La SFIL vit une situation paradoxale : d'une part, la production de prêts au secteur public local est plus faible qu'attendu, ce qui pèse sur sa rentabilité ; d'autre part, la crédibilité de sa signature en tant qu'émetteur d'obligations foncières est particulièrement élevée (sa capacité d'émission serait de l'ordre de 6 à 7 milliards d'euros par an). Autrement dit, elle serait susceptible de lever plus de financements à un coût réduit, ce qu'elle ne fait pas faute de marché .

Dans ce contexte, les réflexions engagées par la direction et les actionnaires pour rehausser la rentabilité de l'établissement ont naturellement porté sur la possibilité d'élargir son périmètre d'intervention. Or celui-ci est contraint par la décision de la Commission européenne qui limite son champ d'action aux collectivités territoriales françaises - mais ne concerne pas les sociétés d'économie mixte par exemple - et aux établissements publics de santé français. En outre, les obligations foncières ne peuvent refinancer que des actifs reposant sur une contrepartie publique.

Le développement d'une activité de refinancement export répond à ces deux critères. En effet, l'inspection générale des finances relevait, à l'issue d'une mission conduite en 2013 et 2014 24 ( * ) , que les exportateurs français sont pénalisés car les banques commerciales qui leur accordent des crédits export ne sont pas en mesure de céder ces créances, ce qui rend l'activité de financement des exportations peu attractive.
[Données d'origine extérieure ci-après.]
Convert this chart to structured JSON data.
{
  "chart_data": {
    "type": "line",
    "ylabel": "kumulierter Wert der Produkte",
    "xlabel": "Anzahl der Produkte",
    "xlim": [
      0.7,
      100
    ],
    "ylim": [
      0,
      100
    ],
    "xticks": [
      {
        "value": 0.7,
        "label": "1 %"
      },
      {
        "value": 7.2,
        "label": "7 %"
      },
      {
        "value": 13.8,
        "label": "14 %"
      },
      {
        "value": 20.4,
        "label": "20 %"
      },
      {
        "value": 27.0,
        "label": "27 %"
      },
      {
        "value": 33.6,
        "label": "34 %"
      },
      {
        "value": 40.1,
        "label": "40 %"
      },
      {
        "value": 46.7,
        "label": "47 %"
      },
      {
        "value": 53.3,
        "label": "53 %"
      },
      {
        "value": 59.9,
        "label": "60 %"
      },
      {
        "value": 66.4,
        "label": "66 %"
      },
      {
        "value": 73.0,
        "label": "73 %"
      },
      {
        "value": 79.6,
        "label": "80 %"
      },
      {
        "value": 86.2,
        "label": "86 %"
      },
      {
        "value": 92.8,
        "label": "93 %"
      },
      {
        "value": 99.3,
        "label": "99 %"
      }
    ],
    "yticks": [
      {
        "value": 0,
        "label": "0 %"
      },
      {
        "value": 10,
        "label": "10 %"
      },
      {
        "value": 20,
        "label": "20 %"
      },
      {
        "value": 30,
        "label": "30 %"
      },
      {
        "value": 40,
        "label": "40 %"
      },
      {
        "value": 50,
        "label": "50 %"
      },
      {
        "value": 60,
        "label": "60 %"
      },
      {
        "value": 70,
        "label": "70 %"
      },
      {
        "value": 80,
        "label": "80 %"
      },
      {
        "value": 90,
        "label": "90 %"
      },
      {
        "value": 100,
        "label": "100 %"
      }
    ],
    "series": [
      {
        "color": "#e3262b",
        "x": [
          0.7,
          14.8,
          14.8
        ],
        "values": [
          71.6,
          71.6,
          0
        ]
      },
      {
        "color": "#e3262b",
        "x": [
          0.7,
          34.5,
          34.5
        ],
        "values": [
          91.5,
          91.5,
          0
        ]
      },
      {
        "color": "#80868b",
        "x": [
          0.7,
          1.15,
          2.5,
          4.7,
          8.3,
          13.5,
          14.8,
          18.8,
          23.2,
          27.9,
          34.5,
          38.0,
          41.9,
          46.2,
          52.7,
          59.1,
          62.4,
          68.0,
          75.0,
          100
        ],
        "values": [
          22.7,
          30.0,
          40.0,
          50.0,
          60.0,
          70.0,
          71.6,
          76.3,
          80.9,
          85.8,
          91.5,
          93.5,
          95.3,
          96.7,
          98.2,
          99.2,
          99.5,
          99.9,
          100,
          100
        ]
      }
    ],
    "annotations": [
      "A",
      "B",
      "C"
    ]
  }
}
En effet, pour les banques commerciales, il est peu intéressant de conserver dans leur bilan ce type de crédit compte tenu des réglementations applicables en matière de solvabilité et, surtout, de liquidité. Ces engagements étant « consommateurs » de liquidités, ce qui est évidemment coûteux pour les banques, elles préfèreraient pouvoir les refinancer, c'est-à-dire les sortir de leur bilan.

La France, contrairement à un certain nombre de ses partenaires européens et aux États-Unis, ne dispose pas d'un dispositif public de refinancement des crédits export. La Coface - qui intervient au nom et pour le compte de l'État - peut les assurer mais ils sont toujours portés par les banques.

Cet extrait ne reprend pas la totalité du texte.